'The idea was not just to kill those hundreds of people,' historian Ramachandra Guha tells Sheela Bhatt, 'the idea was to provoke people against Muslims.'
'It is really shocking that Pakistan is in denial about what happened in Mumbai.'
"The (Ajmal) Kasab chapter may not be closed," feels Ramachandra Guha, historian and self-confessed "passionate moderate."
Asked if the Lashkar-e-Tayiba terrorist's execution will close an ugly chapter, Dr Guha exclaimed, "Not necessarily!" and added, "He may become a martyr in Pakistan, we don't know. There are some crazy people (in Pakistan). That is possible, by the way."
Dr Guha's new book, Patriots and Partisans, which was launched on Tuesday, deals with a variety of subjects including Hindutva, the Maoists and ethnic regionalism.

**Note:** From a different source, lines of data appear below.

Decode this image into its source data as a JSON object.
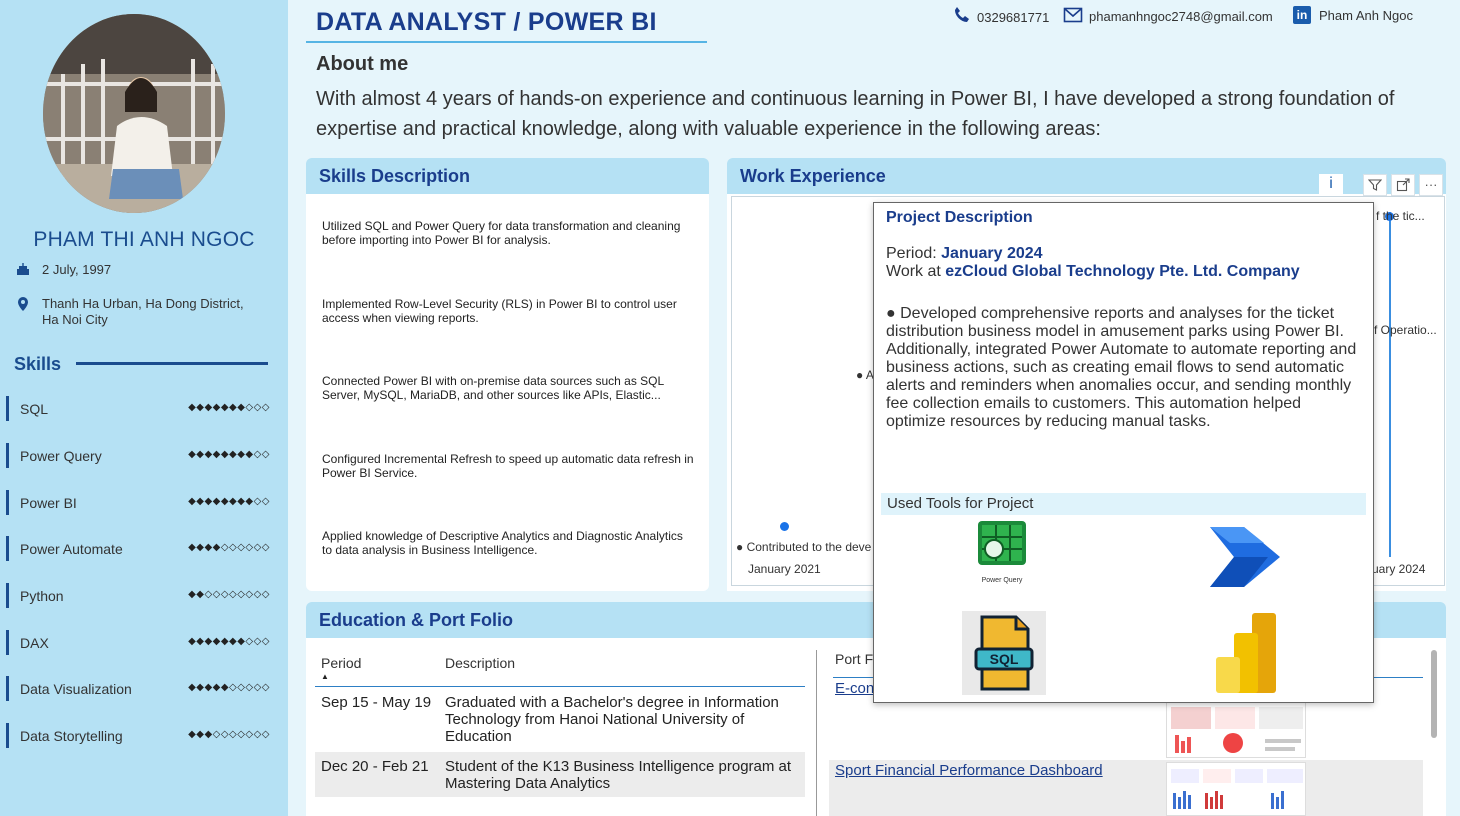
{
  "header": {
    "title": "DATA ANALYST / POWER BI",
    "phone": "0329681771",
    "email": "phamanhngoc2748@gmail.com",
    "linkedin_label": "Pham Anh Ngoc"
  },
  "profile": {
    "name": "PHAM THI ANH NGOC",
    "birthday": "2 July, 1997",
    "address_line1": "Thanh Ha Urban, Ha Dong District,",
    "address_line2": "Ha Noi City"
  },
  "skills": {
    "heading": "Skills",
    "items": [
      {
        "name": "SQL",
        "level": 7,
        "rating": "◆◆◆◆◆◆◆◇◇◇"
      },
      {
        "name": "Power Query",
        "level": 8,
        "rating": "◆◆◆◆◆◆◆◆◇◇"
      },
      {
        "name": "Power BI",
        "level": 8,
        "rating": "◆◆◆◆◆◆◆◆◇◇"
      },
      {
        "name": "Power Automate",
        "level": 4,
        "rating": "◆◆◆◆◇◇◇◇◇◇"
      },
      {
        "name": "Python",
        "level": 2,
        "rating": "◆◆◇◇◇◇◇◇◇◇"
      },
      {
        "name": "DAX",
        "level": 7,
        "rating": "◆◆◆◆◆◆◆◇◇◇"
      },
      {
        "name": "Data Visualization",
        "level": 5,
        "rating": "◆◆◆◆◆◇◇◇◇◇"
      },
      {
        "name": "Data Storytelling",
        "level": 3,
        "rating": "◆◆◆◇◇◇◇◇◇◇"
      }
    ]
  },
  "about": {
    "title": "About me",
    "text": "With almost 4 years of hands-on experience and continuous learning in Power BI, I have developed a strong foundation of expertise and practical knowledge, along with valuable experience in the following areas:"
  },
  "skills_description": {
    "heading": "Skills Description",
    "items": [
      "Utilized SQL and Power Query for data transformation and cleaning before importing into Power BI for analysis.",
      "Implemented Row-Level Security (RLS) in Power BI to control user access when viewing reports.",
      "Connected Power BI with on-premise data sources such as SQL Server, MySQL, MariaDB, and other sources like APIs, Elastic...",
      "Configured Incremental Refresh to speed up automatic data refresh in Power BI Service.",
      "Applied knowledge of Descriptive Analytics and Diagnostic Analytics to data analysis in Business Intelligence."
    ]
  },
  "work_experience": {
    "heading": "Work Experience",
    "toolbar": {
      "info": "i",
      "filter": "filter",
      "focus": "focus",
      "more": "···"
    },
    "timeline": {
      "start_label": "January 2021",
      "end_label": "uary 2024",
      "left_item": "● Contributed to the deve",
      "mid_item": "● A",
      "right_item1": "f the tic...",
      "right_item2": "f Operatio..."
    }
  },
  "tooltip": {
    "title": "Project Description",
    "period_label": "Period: ",
    "period_value": "January 2024",
    "work_label": "Work at ",
    "work_value": "ezCloud Global Technology Pte. Ltd. Company",
    "description": "● Developed comprehensive reports and analyses for the ticket distribution business model in amusement parks using Power BI. Additionally, integrated Power Automate to automate reporting and business actions, such as creating email flows to send automatic alerts and reminders when anomalies occur, and sending monthly fee collection emails to customers. This automation helped optimize resources by reducing manual tasks.",
    "tools_heading": "Used Tools for Project",
    "tools": [
      {
        "name": "Power Query",
        "icon": "power-query-icon",
        "caption": "Power Query"
      },
      {
        "name": "Power Automate",
        "icon": "power-automate-icon"
      },
      {
        "name": "SQL",
        "icon": "sql-file-icon",
        "label": "SQL"
      },
      {
        "name": "Power BI",
        "icon": "power-bi-icon"
      }
    ]
  },
  "education": {
    "heading": "Education & Port Folio",
    "columns": {
      "period": "Period",
      "description": "Description"
    },
    "rows": [
      {
        "period": "Sep 15 - May 19",
        "description": "Graduated with a Bachelor's degree in Information Technology from Hanoi National University of Education"
      },
      {
        "period": "Dec 20 - Feb 21",
        "description": "Student of the K13 Business Intelligence program at Mastering Data Analytics"
      }
    ]
  },
  "portfolio": {
    "column_head": "Port F",
    "items": [
      {
        "label": "E-con"
      },
      {
        "label": "Sport Financial Performance Dashboard"
      }
    ]
  },
  "colors": {
    "sidebar_bg": "#b5e1f4",
    "page_bg": "#e6f5fb",
    "accent_navy": "#1a3d8c",
    "accent_blue": "#1a73e8"
  }
}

The historian was reluctant to speak about the execution since the event is too close for scrutiny from a historical perspective.

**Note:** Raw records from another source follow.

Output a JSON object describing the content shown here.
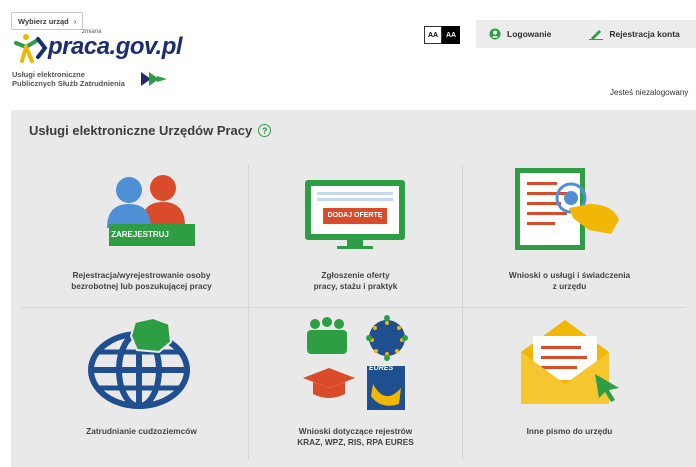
{
  "header": {
    "office_button": "Wybierz urząd",
    "logo_text": "praca.gov.pl",
    "logo_sup": "zmiana",
    "tagline_line1": "Usługi elektroniczne",
    "tagline_line2": "Publicznych Służb Zatrudnienia",
    "contrast_normal": "AA",
    "contrast_high": "AA",
    "login_label": "Logowanie",
    "register_label": "Rejestracja konta",
    "user_status": "Jesteś niezalogowany"
  },
  "main": {
    "title": "Usługi elektroniczne Urzędów Pracy",
    "tiles": [
      {
        "label_line1": "Rejestracja/wyrejestrowanie osoby",
        "label_line2": "bezrobotnej lub poszukującej pracy",
        "badge": "ZAREJESTRUJ"
      },
      {
        "label_line1": "Zgłoszenie oferty",
        "label_line2": "pracy, stażu i praktyk",
        "badge": "DODAJ OFERTĘ"
      },
      {
        "label_line1": "Wnioski o usługi i świadczenia",
        "label_line2": "z urzędu"
      },
      {
        "label_line1": "Zatrudnianie cudzoziemców",
        "label_line2": ""
      },
      {
        "label_line1": "Wnioski dotyczące rejestrów",
        "label_line2": "KRAZ, WPZ, RIS, RPA EURES",
        "badge": "EURES"
      },
      {
        "label_line1": "Inne pismo do urzędu",
        "label_line2": ""
      }
    ]
  },
  "colors": {
    "green": "#2e9e44",
    "navy": "#1d2f6b",
    "blue": "#2b62a8",
    "red": "#d94b2b",
    "yellow": "#f2b705"
  }
}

Speaking exclusively to Rediff.com, Dr Guha said, "What happened in 2008 was horrific. I think it was clearly done with the compliance of a section of Pakistan's establishment. It was done with the intention of polarising Hindu and Muslim public opinion. I don't want to comment so soon about whether Kasab should have been hanged or granted mercy."

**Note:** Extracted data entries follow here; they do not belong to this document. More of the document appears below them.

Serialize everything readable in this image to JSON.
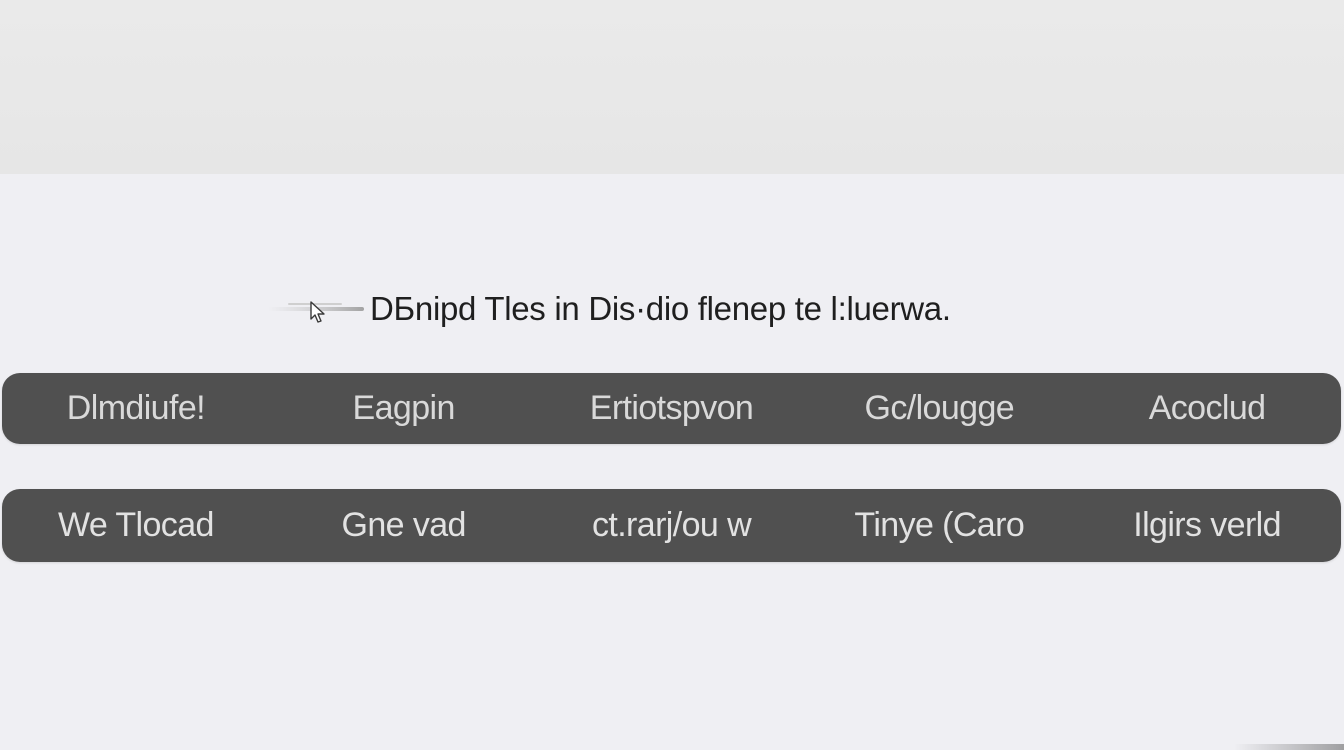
{
  "instruction": {
    "text": "DБnipd Tles in Dis·dio flenep te l:luerwa.",
    "icon": "mouse-cursor-icon"
  },
  "rows": [
    {
      "items": [
        "Dlmdiufe!",
        "Eagpin",
        "Ertiotspvon",
        "Gc/lougge",
        "Acoclud"
      ]
    },
    {
      "items": [
        "We Tlocad",
        "Gne vad",
        "ct.rarj/ou w",
        "Tinye (Caro",
        "Ilgirs verld"
      ]
    }
  ],
  "colors": {
    "top_band": "#e8e8e8",
    "background": "#efeff3",
    "row_background": "#505050",
    "row_text": "#d9d9d9",
    "instruction_text": "#1f1f1f"
  }
}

"I am, normally, against hanging. This act was so horrific. It was barbaric killing. The idea was not just to kill those hundreds of people, but the idea was to provoke people against Muslims. When this was done, virtually no Pakistani intellectual spoke up against it.
"It is really shocking that Pakistan is in denial about what happened in Mumbai and how," Dr Guha said. "And look at the dignity with which we behaved. The dignity with which ordinary Hindus and Muslims of Mumbai behaved was there for all to see. They didn't succumb to the provocation."
"One of the good things that (Prime Minister) Manmohan Singh did was he resisted the pressure to bomb Pakistan."